FPI pun bergerak cepat dan memanfaatkan momentum dengan tetap gaya FPI yang meledak-ledak. Publik pun sebagian kecil mengikuti ajakan berdemo oleh FPI dan aneka ormas pendukungnya. Maka momentum itu menjadi gambaran aktivitas keberagamaan yang dapat dilihat secara telanjang.
Perang rebutan tentang jumlah pendemo Ahok antara yang pro-Ahok dan pendukung FPI berlangsung. Jumlah pendemo sebesar tak lebih dari 300 ribu orang. Sementara Rizieq FPI dan para pendukungnya menyebut pendemo jutaan. Tujuan pembesaran jelas – menunjukkan dukungan terhadap FPI besar. Sementara sesungguhnya, berapa pun jumlahnya, bagi Polri dan pemerintah, pemetaan kekuatan politik baik lawan maupun kawan berhasil dilakukan dengan sempurna.

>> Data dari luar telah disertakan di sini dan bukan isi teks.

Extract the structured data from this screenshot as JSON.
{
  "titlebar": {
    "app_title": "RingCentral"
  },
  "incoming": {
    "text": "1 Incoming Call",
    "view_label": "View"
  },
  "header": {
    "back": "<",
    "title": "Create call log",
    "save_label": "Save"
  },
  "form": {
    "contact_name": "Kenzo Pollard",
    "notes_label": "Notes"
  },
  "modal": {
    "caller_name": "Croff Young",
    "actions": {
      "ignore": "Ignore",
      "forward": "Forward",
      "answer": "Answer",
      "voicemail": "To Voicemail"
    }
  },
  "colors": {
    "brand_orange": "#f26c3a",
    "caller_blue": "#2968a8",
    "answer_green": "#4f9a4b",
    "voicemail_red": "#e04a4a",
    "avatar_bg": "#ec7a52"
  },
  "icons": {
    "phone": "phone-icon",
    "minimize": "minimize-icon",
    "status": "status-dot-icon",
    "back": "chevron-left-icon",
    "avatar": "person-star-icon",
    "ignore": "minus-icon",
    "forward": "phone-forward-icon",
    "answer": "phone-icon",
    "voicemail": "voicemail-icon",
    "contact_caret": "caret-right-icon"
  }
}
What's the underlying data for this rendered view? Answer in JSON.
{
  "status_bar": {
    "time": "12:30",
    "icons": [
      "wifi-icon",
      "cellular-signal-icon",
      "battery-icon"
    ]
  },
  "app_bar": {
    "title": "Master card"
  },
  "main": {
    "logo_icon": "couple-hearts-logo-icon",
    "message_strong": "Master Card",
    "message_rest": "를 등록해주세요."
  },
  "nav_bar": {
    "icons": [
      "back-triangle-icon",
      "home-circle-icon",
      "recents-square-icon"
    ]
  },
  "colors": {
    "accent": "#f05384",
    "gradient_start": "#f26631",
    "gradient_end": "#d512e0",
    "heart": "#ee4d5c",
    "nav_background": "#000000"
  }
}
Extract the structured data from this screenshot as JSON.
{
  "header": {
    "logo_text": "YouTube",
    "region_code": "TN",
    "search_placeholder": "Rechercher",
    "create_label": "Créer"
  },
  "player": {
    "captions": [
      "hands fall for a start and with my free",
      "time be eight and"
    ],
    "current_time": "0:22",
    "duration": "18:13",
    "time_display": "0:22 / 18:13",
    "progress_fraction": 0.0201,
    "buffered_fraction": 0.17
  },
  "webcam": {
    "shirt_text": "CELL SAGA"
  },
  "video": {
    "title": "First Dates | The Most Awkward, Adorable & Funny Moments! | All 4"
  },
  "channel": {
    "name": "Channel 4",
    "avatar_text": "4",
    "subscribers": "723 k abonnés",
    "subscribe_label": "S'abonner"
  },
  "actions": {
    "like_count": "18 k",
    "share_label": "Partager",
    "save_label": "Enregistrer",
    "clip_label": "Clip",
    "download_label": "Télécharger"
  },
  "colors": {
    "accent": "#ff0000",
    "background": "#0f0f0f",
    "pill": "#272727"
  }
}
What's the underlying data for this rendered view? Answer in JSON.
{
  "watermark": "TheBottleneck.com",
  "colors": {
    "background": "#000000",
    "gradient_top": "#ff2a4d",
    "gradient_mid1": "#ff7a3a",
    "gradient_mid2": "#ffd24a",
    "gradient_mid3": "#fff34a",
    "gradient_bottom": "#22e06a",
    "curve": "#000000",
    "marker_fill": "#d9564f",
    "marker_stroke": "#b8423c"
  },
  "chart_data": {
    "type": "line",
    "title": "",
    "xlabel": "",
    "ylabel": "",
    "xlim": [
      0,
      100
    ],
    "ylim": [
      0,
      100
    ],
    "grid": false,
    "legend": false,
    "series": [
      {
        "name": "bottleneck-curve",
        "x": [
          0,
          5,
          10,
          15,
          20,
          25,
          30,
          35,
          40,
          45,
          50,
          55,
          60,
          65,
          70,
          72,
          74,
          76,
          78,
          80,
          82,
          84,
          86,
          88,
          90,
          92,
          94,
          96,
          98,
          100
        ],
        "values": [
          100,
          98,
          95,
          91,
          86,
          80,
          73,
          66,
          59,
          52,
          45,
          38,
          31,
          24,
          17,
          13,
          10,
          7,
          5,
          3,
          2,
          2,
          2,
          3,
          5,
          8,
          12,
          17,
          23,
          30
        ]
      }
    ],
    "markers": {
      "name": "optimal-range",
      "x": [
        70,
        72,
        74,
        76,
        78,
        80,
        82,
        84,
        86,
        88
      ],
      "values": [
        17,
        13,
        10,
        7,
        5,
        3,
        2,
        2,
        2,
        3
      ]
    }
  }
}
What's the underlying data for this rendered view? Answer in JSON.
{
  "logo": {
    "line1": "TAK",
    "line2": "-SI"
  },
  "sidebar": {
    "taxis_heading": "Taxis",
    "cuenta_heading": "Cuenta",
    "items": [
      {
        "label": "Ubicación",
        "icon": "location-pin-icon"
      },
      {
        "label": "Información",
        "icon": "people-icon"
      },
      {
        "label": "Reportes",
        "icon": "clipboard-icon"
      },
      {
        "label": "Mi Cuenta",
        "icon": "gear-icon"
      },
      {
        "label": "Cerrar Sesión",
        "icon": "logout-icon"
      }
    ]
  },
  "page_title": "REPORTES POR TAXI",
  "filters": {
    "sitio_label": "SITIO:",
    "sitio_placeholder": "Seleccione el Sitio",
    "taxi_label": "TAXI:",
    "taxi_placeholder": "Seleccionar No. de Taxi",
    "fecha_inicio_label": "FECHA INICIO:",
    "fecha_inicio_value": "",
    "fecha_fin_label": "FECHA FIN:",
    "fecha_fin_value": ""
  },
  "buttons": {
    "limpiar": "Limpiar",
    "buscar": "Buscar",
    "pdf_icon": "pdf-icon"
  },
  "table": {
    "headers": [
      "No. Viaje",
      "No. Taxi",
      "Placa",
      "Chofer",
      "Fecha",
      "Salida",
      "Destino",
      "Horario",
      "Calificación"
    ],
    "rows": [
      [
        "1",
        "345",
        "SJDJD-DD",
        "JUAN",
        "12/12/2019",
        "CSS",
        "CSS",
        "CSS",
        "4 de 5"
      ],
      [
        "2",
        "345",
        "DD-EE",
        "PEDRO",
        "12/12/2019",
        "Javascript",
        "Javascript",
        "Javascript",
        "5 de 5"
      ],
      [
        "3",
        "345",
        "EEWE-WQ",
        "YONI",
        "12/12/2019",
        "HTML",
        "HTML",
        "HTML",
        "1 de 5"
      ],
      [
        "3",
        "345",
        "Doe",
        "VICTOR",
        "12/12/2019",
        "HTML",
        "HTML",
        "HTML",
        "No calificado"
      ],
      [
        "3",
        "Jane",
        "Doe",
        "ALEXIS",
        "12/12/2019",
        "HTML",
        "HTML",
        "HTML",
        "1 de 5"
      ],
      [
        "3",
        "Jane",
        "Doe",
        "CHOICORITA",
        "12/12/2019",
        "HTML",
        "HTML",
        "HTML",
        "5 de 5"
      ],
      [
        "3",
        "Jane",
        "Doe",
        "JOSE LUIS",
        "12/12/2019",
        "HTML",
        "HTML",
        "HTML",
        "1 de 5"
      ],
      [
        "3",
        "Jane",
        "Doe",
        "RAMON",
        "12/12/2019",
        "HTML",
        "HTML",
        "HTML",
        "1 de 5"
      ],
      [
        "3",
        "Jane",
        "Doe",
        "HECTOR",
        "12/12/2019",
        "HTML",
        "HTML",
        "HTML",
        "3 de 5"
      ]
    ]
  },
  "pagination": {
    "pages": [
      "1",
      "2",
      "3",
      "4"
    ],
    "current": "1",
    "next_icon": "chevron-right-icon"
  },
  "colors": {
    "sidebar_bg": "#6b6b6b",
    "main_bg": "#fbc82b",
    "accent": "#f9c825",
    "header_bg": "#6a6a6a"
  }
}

Dengan pemetaan tersebut, pemerintahan Presiden Jokowi mengambil langkah-langkah praktis yakni mendorong aktivitas keberagamaan yang beraneka. Â Maka berbagai kalangan bukan hanya yang diinisiasi oleh MUI atau FPI namun oleh berbagai kalangan yang lebih luas dilakukan kegiatan keberagamaan. Berbagai aktivitas keberagamaan seperti di Semarang, Bandung, dan Makassar serta kota-kota lain diwarnai oleh kegiatan keberagamaan yang menggambarkan Islam sebagai rahmatan lilalamin, dalam konteks hablum minannas dan hablum minallah.
Pun pertemuan dengan berbagai tokoh agama dan para kiai sepuh yang berpengaruh di Indonesia pun juga menjadi agenda Presiden Jokowi. Silaturahmi ini menjadi penting di tengah suhu politik yang tinggi yang diwarnai oleh dugaan dan sangkaan makar serta aktivitas keberagamaan yang meningkat.
Langkah Presiden Jokowi dan Kapolri serta Panglima TNI dalam menurunkan suhu politik dengan bersilaturahmi ke para kiai sepuh NU sangat tepat. Langkah itu mampu menyeimbangkan dan mendudukkan permasalahan secara jernih, termasuk kasus Ahok, upaya makar dan pelanggaran UU ITE serta penghinaan terhadap Presiden RI.
Ketiga, pemetaan terorisme dan radikalisme. Peristiwa memanasnya suhu politik pun dimanfaatkan oleh teroris untuk mengail di air keruh. Kewaspadaan tinggi dilakukan oleh aparat keamanan dan intelejen. Momentum tepat pun akan selalu dimanfaatkan oleh teroris.
Apalagi kini 60-an teroris ISIS asal Indonesia yang berperang di Iraq dan Syria telah kembali ke Indonesia. Mereka pun dalam pantauan aparat keamanan. Pun kini sekitar 100 orang yang kini masih tertahan di Turki, sebagian ratusan lainnya termasuk anak Imam Samudera, Abu Jundal telah tewas. Teroris jaringan Bahrun Naim inisiator dan pendana pemboman Sarinah masih menjalankan aksinya.
Kewaspadaan dan operasi intelejen tinggi tersebut berhasil menggagalkan pemboman Istana Presiden. Keberhasilan mencegah pemboman oleh Polri ini sedemikian hebat dan patut diapresiasi. Rancangan pemboman yang sudah rapi berhasil digagalkan secara tepat.